Boeing expects to return its A160 Hummingbird to flight this month, more than a year after it crashed in the final moments of a 12h flight that set a new endurance record for an unmanned helicopter. Resumption of flight testing will allow Boeing Advanced Systems to pursue its goal of demonstrating more than 20h endurance.
“We will return to flight in October pending a successful review,” says Darryl Davis, vice-president of advanced precision engagement and mobility systems. Changes resulting from the crash, which was caused by component failure, include design modifications making the unmanned rotorcraft more robust and reliable, he says.
The A160 has a variable-rpm “optimum-speed” rigid rotor that offers efficient low-power loiter and long endurance. Rigid blades allow the rotor to be slowed to half speed in the loiter, giving an endurance of more than 20h at 15,000ft (4,600m) with a payload of more than 135kg (300lb), rivalling fixed-wing unmanned air vehicles.
Started by the US Defense Advanced Research Projects Agency, and acquired by Boeing in 2004, the A160 programme is now also funded by the US Special Operations Command (SOCOM) as an advanced concept technology demonstration. “We are anxious to mature the technology,” says Davis.
The A160 will be powered by a six-cylinder Subaru car engine, but Boeing is already building the first of seven Pratt & Whitney Canada PW207 turboshaft-powered vehicles for a SOCOM demonstration to take place during the second quarter of next year.
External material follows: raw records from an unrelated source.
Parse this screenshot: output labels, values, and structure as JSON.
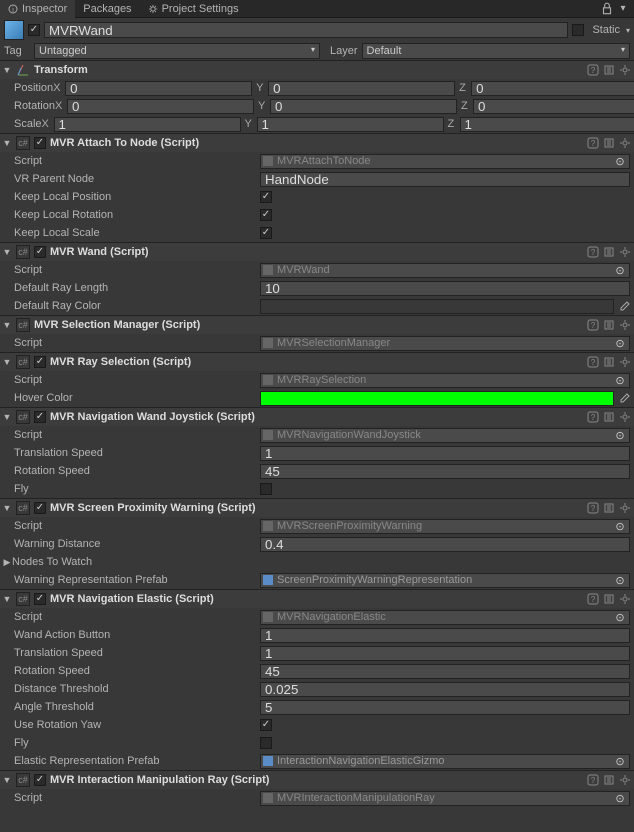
{
  "tabs": {
    "inspector": "Inspector",
    "packages": "Packages",
    "projectSettings": "Project Settings"
  },
  "header": {
    "nameChecked": true,
    "name": "MVRWand",
    "staticLabel": "Static",
    "staticChecked": false
  },
  "tagRow": {
    "tagLabel": "Tag",
    "tagValue": "Untagged",
    "layerLabel": "Layer",
    "layerValue": "Default"
  },
  "transform": {
    "title": "Transform",
    "positionLabel": "Position",
    "position": {
      "x": "0",
      "y": "0",
      "z": "0"
    },
    "rotationLabel": "Rotation",
    "rotation": {
      "x": "0",
      "y": "0",
      "z": "0"
    },
    "scaleLabel": "Scale",
    "scale": {
      "x": "1",
      "y": "1",
      "z": "1"
    }
  },
  "attachToNode": {
    "title": "MVR Attach To Node (Script)",
    "enabled": true,
    "scriptLabel": "Script",
    "scriptValue": "MVRAttachToNode",
    "parentLabel": "VR Parent Node",
    "parentValue": "HandNode",
    "keepPosLabel": "Keep Local Position",
    "keepPos": true,
    "keepRotLabel": "Keep Local Rotation",
    "keepRot": true,
    "keepScaleLabel": "Keep Local Scale",
    "keepScale": true
  },
  "wand": {
    "title": "MVR Wand (Script)",
    "enabled": true,
    "scriptLabel": "Script",
    "scriptValue": "MVRWand",
    "rayLenLabel": "Default Ray Length",
    "rayLen": "10",
    "rayColorLabel": "Default Ray Color",
    "rayColor": "#ffffff"
  },
  "selMgr": {
    "title": "MVR Selection Manager (Script)",
    "enabled": false,
    "scriptLabel": "Script",
    "scriptValue": "MVRSelectionManager"
  },
  "raySel": {
    "title": "MVR Ray Selection (Script)",
    "enabled": true,
    "scriptLabel": "Script",
    "scriptValue": "MVRRaySelection",
    "hoverLabel": "Hover Color",
    "hoverColor": "#00ff00"
  },
  "navJoy": {
    "title": "MVR Navigation Wand Joystick (Script)",
    "enabled": true,
    "scriptLabel": "Script",
    "scriptValue": "MVRNavigationWandJoystick",
    "transSpeedLabel": "Translation Speed",
    "transSpeed": "1",
    "rotSpeedLabel": "Rotation Speed",
    "rotSpeed": "45",
    "flyLabel": "Fly",
    "fly": false
  },
  "proxWarn": {
    "title": "MVR Screen Proximity Warning (Script)",
    "enabled": true,
    "scriptLabel": "Script",
    "scriptValue": "MVRScreenProximityWarning",
    "distLabel": "Warning Distance",
    "dist": "0.4",
    "nodesLabel": "Nodes To Watch",
    "reprLabel": "Warning Representation Prefab",
    "reprValue": "ScreenProximityWarningRepresentation"
  },
  "navElastic": {
    "title": "MVR Navigation Elastic (Script)",
    "enabled": true,
    "scriptLabel": "Script",
    "scriptValue": "MVRNavigationElastic",
    "btnLabel": "Wand Action Button",
    "btn": "1",
    "transSpeedLabel": "Translation Speed",
    "transSpeed": "1",
    "rotSpeedLabel": "Rotation Speed",
    "rotSpeed": "45",
    "distThreshLabel": "Distance Threshold",
    "distThresh": "0.025",
    "angleThreshLabel": "Angle Threshold",
    "angleThresh": "5",
    "yawLabel": "Use Rotation Yaw",
    "yaw": true,
    "flyLabel": "Fly",
    "fly": false,
    "reprLabel": "Elastic Representation Prefab",
    "reprValue": "InteractionNavigationElasticGizmo"
  },
  "manipRay": {
    "title": "MVR Interaction Manipulation Ray (Script)",
    "enabled": true,
    "scriptLabel": "Script",
    "scriptValue": "MVRInteractionManipulationRay"
  },
  "axes": {
    "x": "X",
    "y": "Y",
    "z": "Z"
  }
}
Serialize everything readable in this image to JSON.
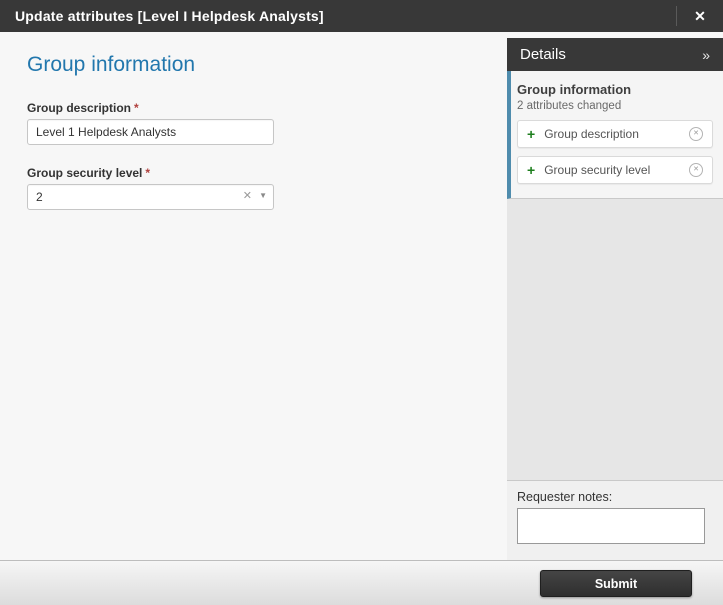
{
  "titlebar": {
    "title": "Update attributes [Level I Helpdesk Analysts]",
    "close_icon": "✕"
  },
  "main": {
    "heading": "Group information",
    "fields": [
      {
        "label": "Group description",
        "required_marker": "*",
        "value": "Level 1 Helpdesk Analysts",
        "type": "text"
      },
      {
        "label": "Group security level",
        "required_marker": "*",
        "value": "2",
        "type": "combo",
        "clear_icon": "✕",
        "dropdown_icon": "▼"
      }
    ]
  },
  "sidebar": {
    "header": {
      "title": "Details",
      "collapse_icon": "»"
    },
    "panel": {
      "title": "Group information",
      "subtitle": "2 attributes changed",
      "items": [
        {
          "label": "Group description",
          "add_icon": "+",
          "remove_icon": "✕"
        },
        {
          "label": "Group security level",
          "add_icon": "+",
          "remove_icon": "✕"
        }
      ]
    },
    "requester_notes": {
      "label": "Requester notes:",
      "value": ""
    }
  },
  "footer": {
    "submit_label": "Submit"
  },
  "colors": {
    "titlebar_bg": "#383838",
    "heading_blue": "#2277ad",
    "panel_accent_blue": "#4f8cad",
    "add_green": "#1e7e1e",
    "required_red": "#b0413e"
  }
}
Davis says plans for a diesel-powered variant with a more than 30h endurance have “been pushed off into the future”, as the turboshaft will provide basing flexibility by burning the same kerosene fuel as other US military helicopters. Boeing’s Phantom Works is working on a diesel engine that can operate reliably up to the A160’s 30,000ft transit altitude, but has a “long way to go”, he says.